Trabalhos Aprovados 2022

Ficha do Proponente

Proponente

    Benedito Ferreira dos Santos Neto (UERJ)

Minicurrículo

    Benedito Ferreira é artista visual, pesquisador e doutorando em Artes na Universidade do Estado do Rio de Janeiro (UERJ), com apoio da CAPES. Mestre em Arte e Cultura Visual pela Universidade Federal de Goiás (UFG) e bacharel em Audiovisual pela Universidade Estadual de Goiás (UEG). É pesquisador vinculado ao Núcleo de Investigação em Direção de Arte Audiovisual (UFPE/CNPq).

Ficha do Trabalho

Título

    Fome de amor e as escritas da direção de arte

Seminário

    Estética e teoria da direção de arte audiovisual

Formato

    Presencial

Resumo

    A proposta busca identificar as estratégias de fabricação da imagem de Fome de Amor (1968), filme dirigido por Nelson Pereira dos Santos e com direção de arte de Luiz Carlos Ripper.

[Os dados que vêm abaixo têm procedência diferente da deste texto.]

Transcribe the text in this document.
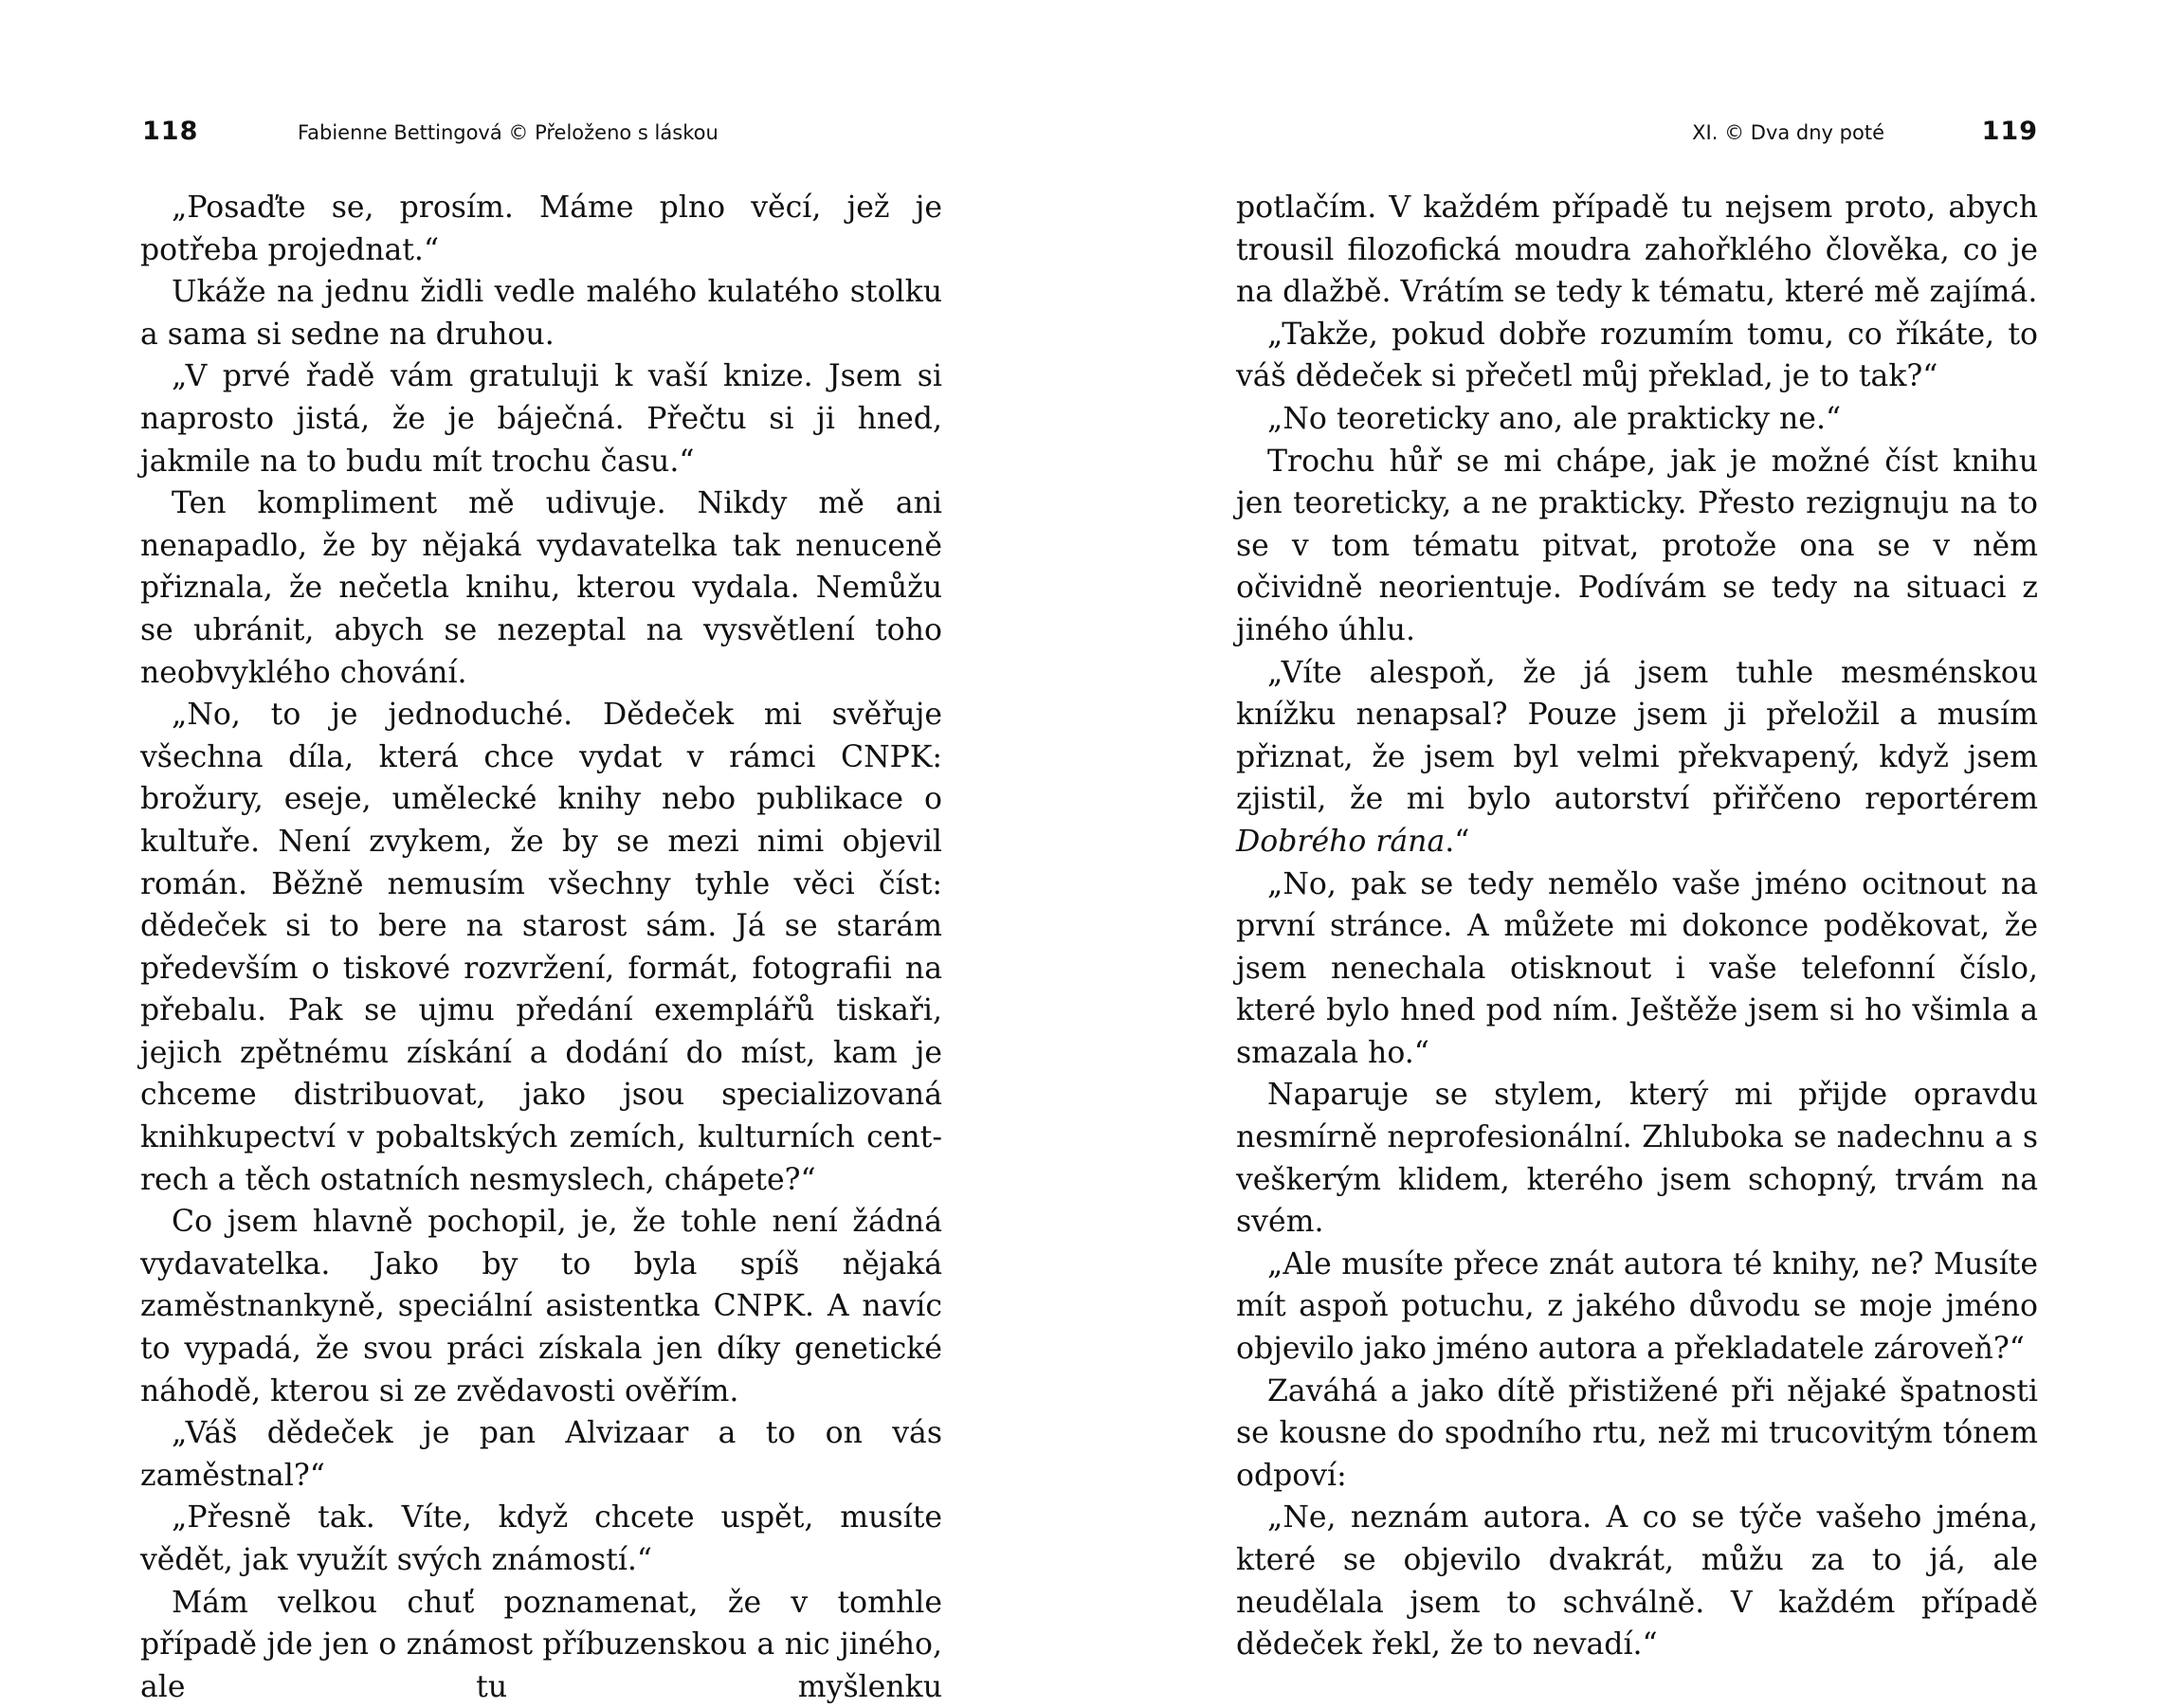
118	Fabienne Bettingová © Přeloženo s láskou

„Posaďte se, prosím. Máme plno věcí, jež je potřeba projednat.“

Ukáže na jednu židli vedle malého kulatého stolku a sama si sedne na druhou.

„V prvé řadě vám gratuluji k vaší knize. Jsem si naprosto jistá, že je báječná. Přečtu si ji hned, jakmile na to budu mít trochu času.“

Ten kompliment mě udivuje. Nikdy mě ani nenapadlo, že by nějaká vydavatelka tak nenuceně přiznala, že nečetla knihu, kterou vydala. Nemůžu se ubránit, abych se nezeptal na vysvětlení toho neobvyklého chování.

„No, to je jednoduché. Dědeček mi svěřuje všechna díla, která chce vydat v rámci CNPK: brožury, eseje, umělecké knihy nebo publikace o kultuře. Není zvykem, že by se mezi nimi objevil román. Běžně nemusím všechny tyhle věci číst: dědeček si to bere na starost sám. Já se starám především o tiskové rozvržení, formát, fotografii na přebalu. Pak se ujmu předání exemplářů tiskaři, jejich zpětnému získání a dodání do míst, kam je chceme distribuovat, jako jsou specializovaná knihkupectví v pobaltských zemích, kulturních centrech a těch ostatních nesmyslech, chápete?“

Co jsem hlavně pochopil, je, že tohle není žádná vydavatelka. Jako by to byla spíš nějaká zaměstnankyně, speciální asistentka CNPK. A navíc to vypadá, že svou práci získala jen díky genetické náhodě, kterou si ze zvědavosti ověřím.

„Váš dědeček je pan Alvizaar a to on vás zaměstnal?“

„Přesně tak. Víte, když chcete uspět, musíte vědět, jak využít svých známostí.“

Mám velkou chuť poznamenat, že v tomhle případě jde jen o známost příbuzenskou a nic jiného, ale tu myšlenku

XI. © Dva dny poté	119

potlačím. V každém případě tu nejsem proto, abych trousil filozofická moudra zahořklého člověka, co je na dlažbě. Vrátím se tedy k tématu, které mě zajímá.

„Takže, pokud dobře rozumím tomu, co říkáte, to váš dědeček si přečetl můj překlad, je to tak?“

„No teoreticky ano, ale prakticky ne.“

Trochu hůř se mi chápe, jak je možné číst knihu jen teoreticky, a ne prakticky. Přesto rezignuju na to se v tom tématu pitvat, protože ona se v něm očividně neorientuje. Podívám se tedy na situaci z jiného úhlu.

„Víte alespoň, že já jsem tuhle mesménskou knížku nenapsal? Pouze jsem ji přeložil a musím přiznat, že jsem byl velmi překvapený, když jsem zjistil, že mi bylo autorství přiřčeno reportérem Dobrého rána.“

„No, pak se tedy nemělo vaše jméno ocitnout na první stránce. A můžete mi dokonce poděkovat, že jsem nenechala otisknout i vaše telefonní číslo, které bylo hned pod ním. Ještěže jsem si ho všimla a smazala ho.“

Naparuje se stylem, který mi přijde opravdu nesmírně neprofesionální. Zhluboka se nadechnu a s veškerým klidem, kterého jsem schopný, trvám na svém.

„Ale musíte přece znát autora té knihy, ne? Musíte mít aspoň potuchu, z jakého důvodu se moje jméno objevilo jako jméno autora a překladatele zároveň?“

Zaváhá a jako dítě přistižené při nějaké špatnosti se kousne do spodního rtu, než mi trucovitým tónem odpoví:

„Ne, neznám autora. A co se týče vašeho jména, které se objevilo dvakrát, můžu za to já, ale neudělala jsem to schválně. V každém případě dědeček řekl, že to nevadí.“
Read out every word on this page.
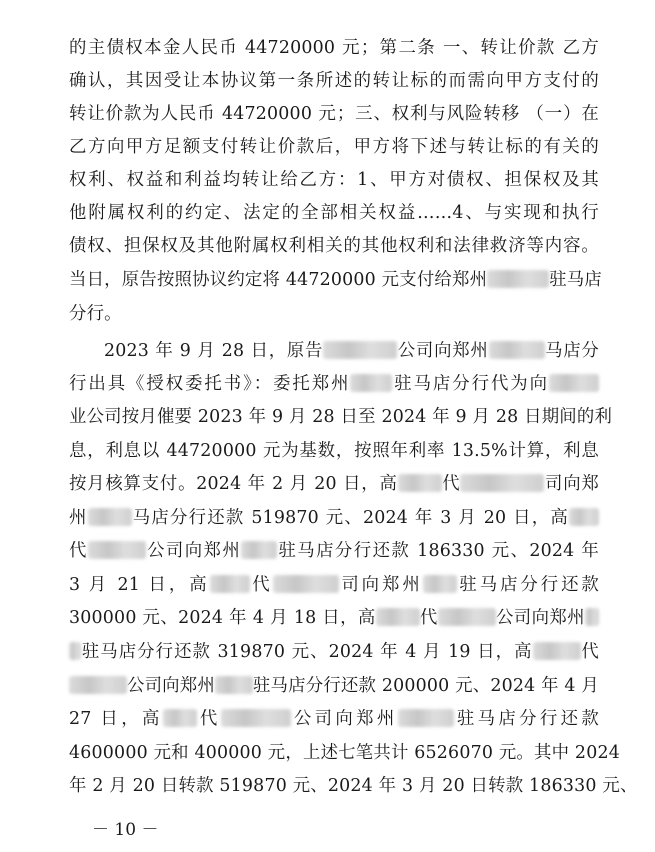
的主债权本金人民币 44720000 元；第二条 一、转让价款 乙方
确认，其因受让本协议第一条所述的转让标的而需向甲方支付的
转让价款为人民币 44720000 元；三、权利与风险转移 （一）在
乙方向甲方足额支付转让价款后，甲方将下述与转让标的有关的
权利、权益和利益均转让给乙方：1、甲方对债权、担保权及其
他附属权利的约定、法定的全部相关权益……4、与实现和执行
债权、担保权及其他附属权利相关的其他权利和法律救济等内容。
当日，原告按照协议约定将 44720000 元支付给郑州	驻马店
分行。
2023 年 9 月 28 日，原告	公司向郑州	马店分
行出具《授权委托书》：委托郑州 驻马店分行代为向
业公司按月催要 2023 年 9 月 28 日至 2024 年 9 月 28 日期间的利
息，利息以 44720000 元为基数，按照年利率 13.5%计算，利息
按月核算支付。2024 年 2 月 20 日，高	代	司向郑
州	马店分行还款 519870 元、2024 年 3 月 20 日，高
代	公司向郑州 驻马店分行还款 186330 元、2024 年
3 月 21 日，高 代	司向郑州 驻马店分行还款
300000 元、2024 年 4 月 18 日，高	代	公司向郑州
驻马店分行还款 319870 元、2024 年 4 月 19 日，高	代
公司向郑州 驻马店分行还款 200000 元、2024 年 4 月
27 日，高 代	公司向郑州	驻马店分行还款
4600000 元和 400000 元，上述七笔共计 6526070 元。其中 2024
年 2 月 20 日转款 519870 元、2024 年 3 月 20 日转款 186330 元、
－ 10 －
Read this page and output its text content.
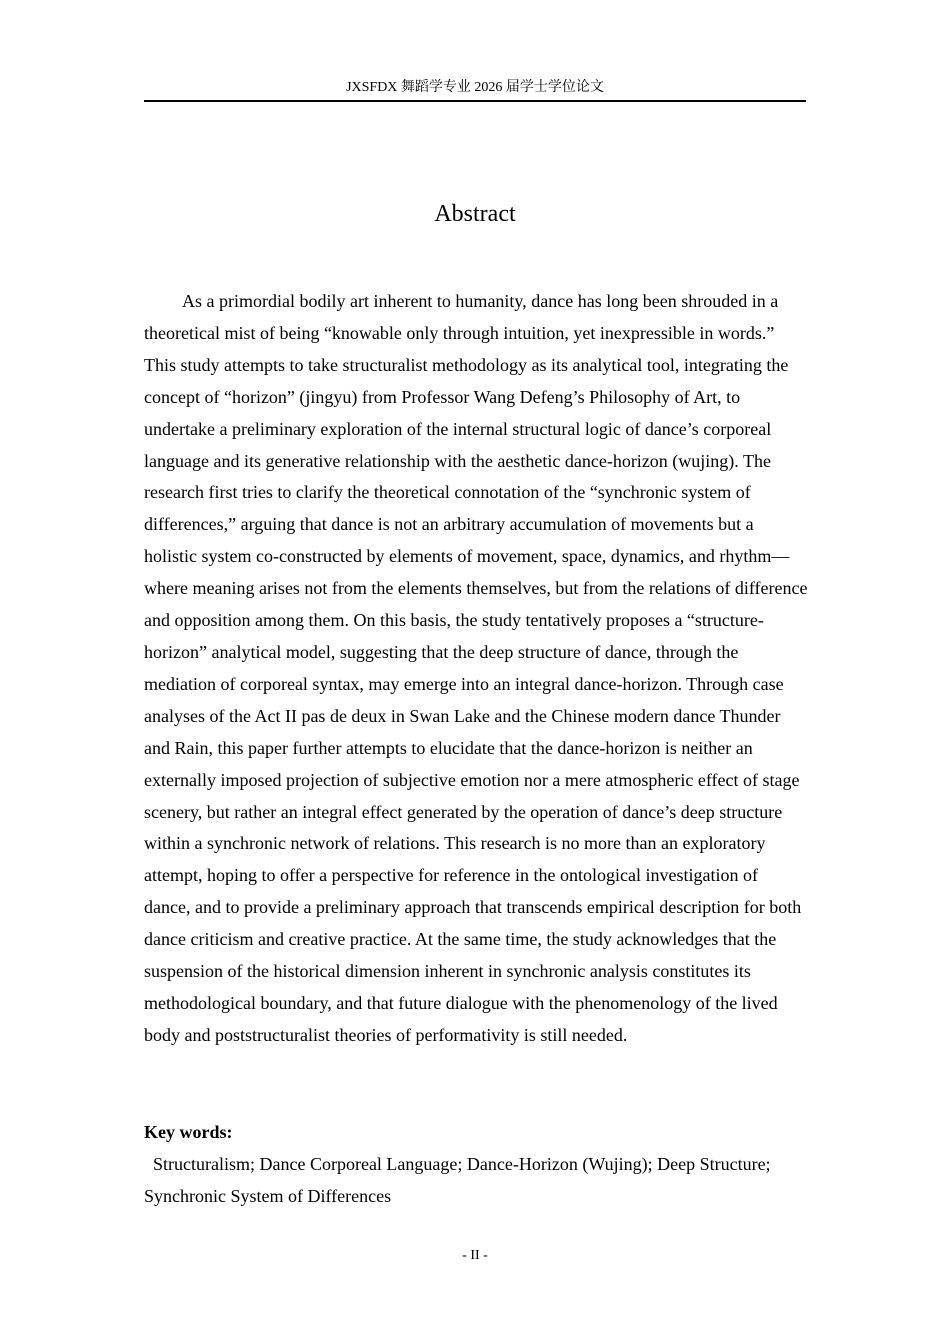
JXSFDX 舞蹈学专业 2026 届学士学位论文
Abstract

As a primordial bodily art inherent to humanity, dance has long been shrouded in a theoretical mist of being “knowable only through intuition, yet inexpressible in words.” This study attempts to take structuralist methodology as its analytical tool, integrating the concept of “horizon” (jingyu) from Professor Wang Defeng’s Philosophy of Art, to undertake a preliminary exploration of the internal structural logic of dance’s corporeal language and its generative relationship with the aesthetic dance-horizon (wujing). The research first tries to clarify the theoretical connotation of the “synchronic system of differences,” arguing that dance is not an arbitrary accumulation of movements but a holistic system co-constructed by elements of movement, space, dynamics, and rhythm—where meaning arises not from the elements themselves, but from the relations of difference and opposition among them. On this basis, the study tentatively proposes a “structure-horizon” analytical model, suggesting that the deep structure of dance, through the mediation of corporeal syntax, may emerge into an integral dance-horizon. Through case analyses of the Act II pas de deux in Swan Lake and the Chinese modern dance Thunder and Rain, this paper further attempts to elucidate that the dance-horizon is neither an externally imposed projection of subjective emotion nor a mere atmospheric effect of stage scenery, but rather an integral effect generated by the operation of dance’s deep structure within a synchronic network of relations. This research is no more than an exploratory attempt, hoping to offer a perspective for reference in the ontological investigation of dance, and to provide a preliminary approach that transcends empirical description for both dance criticism and creative practice. At the same time, the study acknowledges that the suspension of the historical dimension inherent in synchronic analysis constitutes its methodological boundary, and that future dialogue with the phenomenology of the lived body and poststructuralist theories of performativity is still needed.

Key words:

Structuralism; Dance Corporeal Language; Dance-Horizon (Wujing); Deep Structure; Synchronic System of Differences

- II -
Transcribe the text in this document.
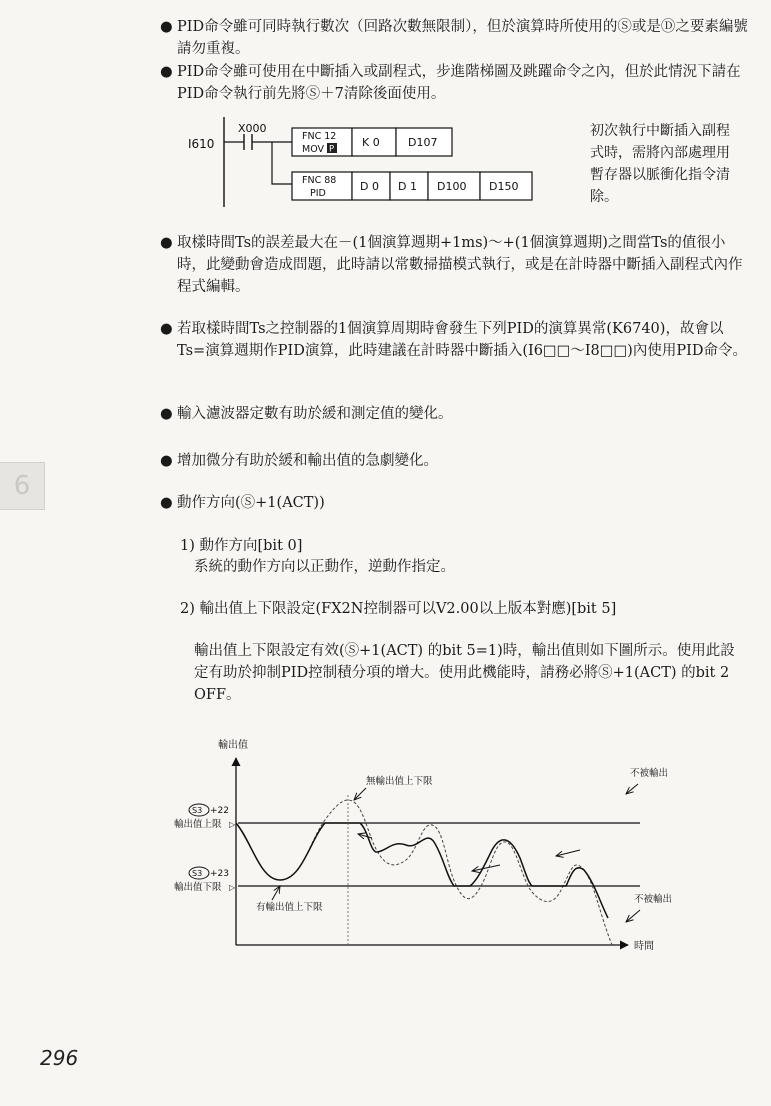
6
● PID命令雖可同時執行數次（回路次數無限制），但於演算時所使用的Ⓢ或是Ⓓ之要素編號請勿重複。
● PID命令雖可使用在中斷插入或副程式，步進階梯圖及跳躍命令之內，但於此情況下請在PID命令執行前先將Ⓢ＋7清除後面使用。
I610
X000
FNC 12
MOV P
K 0	D107
FNC 88
PID
D 0 D 1 D100 D150
初次執行中斷插入副程
式時，需將內部處理用
暫存器以脈衝化指令清
除。
● 取樣時間Ts的誤差最大在－(1個演算週期+1ms)～+(1個演算週期)之間當Ts的值很小時，此變動會造成問題，此時請以常數掃描模式執行，或是在計時器中斷插入副程式內作程式編輯。
● 若取樣時間Ts之控制器的1個演算周期時會發生下列PID的演算異常(K6740)，故會以Ts=演算週期作PID演算，此時建議在計時器中斷插入(I6□□～I8□□)內使用PID命令。
● 輸入濾波器定數有助於緩和測定值的變化。
● 增加微分有助於緩和輸出值的急劇變化。
● 動作方向(Ⓢ+1(ACT))
1) 動作方向[bit 0]
系統的動作方向以正動作，逆動作指定。
2) 輸出值上下限設定(FX2N控制器可以V2.00以上版本對應)[bit 5]
輸出值上下限設定有效(Ⓢ+1(ACT) 的bit 5=1)時，輸出值則如下圖所示。使用此設
定有助於抑制PID控制積分項的增大。使用此機能時，請務必將Ⓢ+1(ACT) 的bit 2
OFF。
輸出值
時間
S3 +22
輸出值上限 ▷
S3 +23
輸出值下限 ▷
無輸出值上下限
有輸出值上下限
不被輸出
不被輸出
296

Ao perceber as oposições do roteiro, a direção de arte testa os “efeitos artísticos” da caracterização de espaços e personagens a fim de avaliar os “gestos de direção de arte” para além de suas atribuições e circuitos — eclosão de certa ideia de autoria, tão cara para o cinema moderno (BIETTE, 2000).

Resumo expandido

    Em 1968, Luiz Carlos Ripper repete a parceria com Nelson Pereira dos Santos e é creditado como diretor de arte em Fome de Amor (1968), cujo roteiro é baseado no livro História para se ouvir de noite, de Guilherme Figueiredo, e assinado pelo próprio diretor em parceria com Ripper. Tal configuração de trabalho, conduzida pela aproximação entre direção de arte e roteiro, recupera sobremaneira estratégias adotadas na construção da imagem crítica de El Justicero, filme anterior de Nelson em parceria com Ripper (SANTOS NETO, 2019).

    A narrativa está centrada na relação de um casal de brasileiros que vive em Nova Iorque e decide voltar ao Brasil para morar numa praia do litoral do Rio de Janeiro. Ela avança a partir da descoberta de que outro casal habita aquele local. Interessado pelas práticas de encenação, por objetos de cena capazes de ampliar o sentido dos ambientes e o contraste dos figurinos, a direção de arte atua de modo a privilegiar nas imagens em preto e branco o brilho da água do mar e a intromissão da luz solar nos ambientes domésticos combinados com as vestes de banho. Assim, a direção de arte escreve e guia as cenas em ordem não cronológica, dispondo um conjunto de elementos que se mantêm próximos, invisíveis e apartados da imagem, o que contribui significativamente para a transformação do melodrama num filme político.

    É evidente que a construção de cena necessita da atuação obstinada da direção de arte e da maleabilidade na articulação da relação entre paisagem, decoração de cena e enquadramento. O crítico Ely Azeredo (1968) aponta as “raízes godardianas, resnaisianas, fellinianas” de Fome de Amor e identifica como fundamentais para a plasticidade do filme “(…) a fotografia de Dib Lutfi, os cuidados (com apoio de Luiz Carlos Ripper) cenográficos, de decorações e costumes”.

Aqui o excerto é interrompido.